Zyskaj dostęp do bazy artykułów z „My Company Polska” Zamów teraz!

Cyfryzacja może obniżyć koszty produkcji towarów i usług, jak i uchronić światową gospodarkę przed niekontrolowaną inflacją. 

Od ostatnich miesięcy inflacja znalazła się na celowniku wszystkich - tak rządów, jak i inwestorów, przedsiębiorców i konsumentów. W samych Stanach Zjednoczonych wskaźnik towarów i usług konsumenckich (CPI - Consumer Price Index), który określany jest miarą kosztów utrzymania, wzrósł w styczniu br. w rocznym tempie 7,5%, w porównaniu do 7% z poprzedniego miesiąca. Jest to najwyższy wzrost w ciągu ostatnich 40 lat. 

Sprawdź: Emotka

Tak duży wzrost inflacji wywołał wiele niepokoju zarówno na Main Street, jak i Wall Street. Na Main Street inflacja sprawia, że Amerykanom o niskich dochodach trudno jest pozwolić sobie nawet na zakup podstawowych rzeczy, takich jak jedzenie i ogrzewanie. Ponadto ludzie widzą, że zaoszczędzone pieniądze tracą na wartości, a rachunki bankowe oferują niewielkie odsetki lub nie przynoszą praktycznie żadnych korzyści. W Polsce wcale nie jest inaczej. 

Na Wall Street inwestorzy są z kolei na krawędzi. Inflacja powoduje wzrost rentowności obligacji, co sprawia, że akcje są mniej atrakcyjne. Mamy więc często ich wyprzedaż, gdy tylko pojawiają się kolejne publikacje i dane o inflacji.

Co na to analitycy? Ci obawiają się, że problem inflacji nie zniknie w najbliższym czasie. Przewidują, że problem może się jeszcze pogorszyć, ponieważ podwyżki cen prowadzą do podwyżek płac, napędzając spiralę cen i płac, która przez pewien czas będzie tylko pogłębiać problemy.
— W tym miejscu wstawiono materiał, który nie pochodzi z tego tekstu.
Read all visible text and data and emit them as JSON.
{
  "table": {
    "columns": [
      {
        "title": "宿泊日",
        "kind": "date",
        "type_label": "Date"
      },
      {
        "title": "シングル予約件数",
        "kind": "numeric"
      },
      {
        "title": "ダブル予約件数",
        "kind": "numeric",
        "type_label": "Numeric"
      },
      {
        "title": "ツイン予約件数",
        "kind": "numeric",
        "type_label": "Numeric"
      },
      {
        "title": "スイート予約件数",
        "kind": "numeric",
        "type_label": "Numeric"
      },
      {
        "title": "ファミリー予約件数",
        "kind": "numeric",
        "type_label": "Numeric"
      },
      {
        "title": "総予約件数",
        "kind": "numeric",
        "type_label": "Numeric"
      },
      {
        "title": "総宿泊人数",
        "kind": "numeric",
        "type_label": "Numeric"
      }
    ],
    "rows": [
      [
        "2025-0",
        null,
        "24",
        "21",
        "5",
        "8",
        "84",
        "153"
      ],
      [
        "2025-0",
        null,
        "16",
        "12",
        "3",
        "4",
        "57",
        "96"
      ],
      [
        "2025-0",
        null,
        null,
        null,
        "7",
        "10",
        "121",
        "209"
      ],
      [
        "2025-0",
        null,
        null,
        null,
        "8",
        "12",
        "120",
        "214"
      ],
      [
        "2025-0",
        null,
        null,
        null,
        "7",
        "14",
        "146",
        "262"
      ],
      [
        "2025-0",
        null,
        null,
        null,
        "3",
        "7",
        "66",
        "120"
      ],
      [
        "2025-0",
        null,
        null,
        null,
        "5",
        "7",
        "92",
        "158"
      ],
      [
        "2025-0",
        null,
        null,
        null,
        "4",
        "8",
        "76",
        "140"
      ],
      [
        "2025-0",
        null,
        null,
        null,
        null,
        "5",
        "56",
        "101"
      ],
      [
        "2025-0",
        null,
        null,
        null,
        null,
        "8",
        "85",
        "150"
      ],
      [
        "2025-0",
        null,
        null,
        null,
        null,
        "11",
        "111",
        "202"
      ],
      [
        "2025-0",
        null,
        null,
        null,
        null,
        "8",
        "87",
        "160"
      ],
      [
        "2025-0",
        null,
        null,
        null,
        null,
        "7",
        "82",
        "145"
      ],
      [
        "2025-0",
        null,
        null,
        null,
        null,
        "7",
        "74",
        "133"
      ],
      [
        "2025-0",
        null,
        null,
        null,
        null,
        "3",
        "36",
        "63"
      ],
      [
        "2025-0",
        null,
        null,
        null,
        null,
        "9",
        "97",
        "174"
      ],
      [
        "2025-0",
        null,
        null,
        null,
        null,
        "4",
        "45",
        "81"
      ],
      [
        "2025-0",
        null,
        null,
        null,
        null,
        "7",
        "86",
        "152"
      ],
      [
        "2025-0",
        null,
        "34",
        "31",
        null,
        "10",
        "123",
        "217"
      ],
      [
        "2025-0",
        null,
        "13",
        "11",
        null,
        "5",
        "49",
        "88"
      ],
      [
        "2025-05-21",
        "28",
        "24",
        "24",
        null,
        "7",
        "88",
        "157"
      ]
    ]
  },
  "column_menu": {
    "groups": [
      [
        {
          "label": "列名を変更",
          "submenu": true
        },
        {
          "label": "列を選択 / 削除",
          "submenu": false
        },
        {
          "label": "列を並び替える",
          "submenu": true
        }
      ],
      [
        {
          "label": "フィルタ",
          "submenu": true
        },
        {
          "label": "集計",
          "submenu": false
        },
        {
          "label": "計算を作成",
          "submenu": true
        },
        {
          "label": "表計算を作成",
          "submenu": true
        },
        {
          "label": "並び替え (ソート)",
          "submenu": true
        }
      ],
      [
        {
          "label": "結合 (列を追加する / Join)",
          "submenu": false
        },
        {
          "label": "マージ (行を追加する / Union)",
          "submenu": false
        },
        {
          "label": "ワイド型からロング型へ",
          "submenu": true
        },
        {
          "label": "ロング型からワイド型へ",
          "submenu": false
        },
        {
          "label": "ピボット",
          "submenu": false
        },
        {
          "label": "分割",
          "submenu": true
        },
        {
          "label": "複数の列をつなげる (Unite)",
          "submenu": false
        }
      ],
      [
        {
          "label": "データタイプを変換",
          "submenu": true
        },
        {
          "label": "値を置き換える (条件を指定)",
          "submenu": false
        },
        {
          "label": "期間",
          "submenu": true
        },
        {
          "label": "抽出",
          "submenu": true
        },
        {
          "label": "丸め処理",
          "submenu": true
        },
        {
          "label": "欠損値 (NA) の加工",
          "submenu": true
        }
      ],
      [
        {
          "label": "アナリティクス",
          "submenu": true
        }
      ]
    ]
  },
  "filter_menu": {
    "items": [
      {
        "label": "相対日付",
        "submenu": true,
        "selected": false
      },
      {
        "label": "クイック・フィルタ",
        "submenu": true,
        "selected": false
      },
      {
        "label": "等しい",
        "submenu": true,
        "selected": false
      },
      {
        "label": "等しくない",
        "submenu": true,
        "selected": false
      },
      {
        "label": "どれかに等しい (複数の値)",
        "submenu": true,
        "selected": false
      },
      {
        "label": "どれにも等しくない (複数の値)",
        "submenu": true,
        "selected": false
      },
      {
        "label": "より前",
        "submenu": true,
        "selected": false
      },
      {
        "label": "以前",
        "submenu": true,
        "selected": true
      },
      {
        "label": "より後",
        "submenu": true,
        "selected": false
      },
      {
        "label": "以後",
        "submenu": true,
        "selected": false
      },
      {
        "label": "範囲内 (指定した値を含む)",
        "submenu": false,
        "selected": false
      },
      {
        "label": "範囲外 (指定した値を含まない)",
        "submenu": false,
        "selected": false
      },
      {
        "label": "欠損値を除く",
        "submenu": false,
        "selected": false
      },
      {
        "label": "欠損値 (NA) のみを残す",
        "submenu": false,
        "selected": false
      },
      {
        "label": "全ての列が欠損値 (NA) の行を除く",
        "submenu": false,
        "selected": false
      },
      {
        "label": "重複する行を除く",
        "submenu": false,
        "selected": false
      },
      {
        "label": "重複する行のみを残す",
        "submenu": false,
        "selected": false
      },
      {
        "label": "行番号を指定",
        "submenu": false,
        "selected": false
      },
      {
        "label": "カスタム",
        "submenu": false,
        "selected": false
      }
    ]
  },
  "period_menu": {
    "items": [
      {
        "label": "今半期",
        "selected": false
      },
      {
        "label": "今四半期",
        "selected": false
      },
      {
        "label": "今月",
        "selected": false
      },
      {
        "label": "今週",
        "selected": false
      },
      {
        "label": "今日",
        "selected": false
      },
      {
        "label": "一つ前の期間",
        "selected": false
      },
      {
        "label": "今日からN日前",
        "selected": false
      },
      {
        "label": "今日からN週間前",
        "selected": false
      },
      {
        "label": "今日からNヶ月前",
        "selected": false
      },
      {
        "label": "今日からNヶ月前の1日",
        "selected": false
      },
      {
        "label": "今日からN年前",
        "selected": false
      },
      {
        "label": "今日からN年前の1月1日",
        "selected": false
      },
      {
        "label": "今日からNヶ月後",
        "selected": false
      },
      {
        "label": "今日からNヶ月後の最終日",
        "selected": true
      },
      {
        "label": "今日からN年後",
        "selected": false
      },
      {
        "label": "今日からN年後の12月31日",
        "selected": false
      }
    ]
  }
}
Cyfryzacja sposobem na inflację?

Cyfryzacja może jednak przyjść na ratunek - przynajmniej niektórym. Jednym z powodów jest to, że technologie cyfrowe, takie jak sztuczna inteligencja, zastępują pracownika, sprawiając że koszty stają się niższe. Do tego mamy szereg narzędzi zwiększających produktywność i obniżających koszty, a to prowadzi do spadku cen konsumpcyjnych. Przykład: drukowanie i dystrybucja książki są o wiele droższe niż opracowanie i dystrybucja cyfrowa e-booka.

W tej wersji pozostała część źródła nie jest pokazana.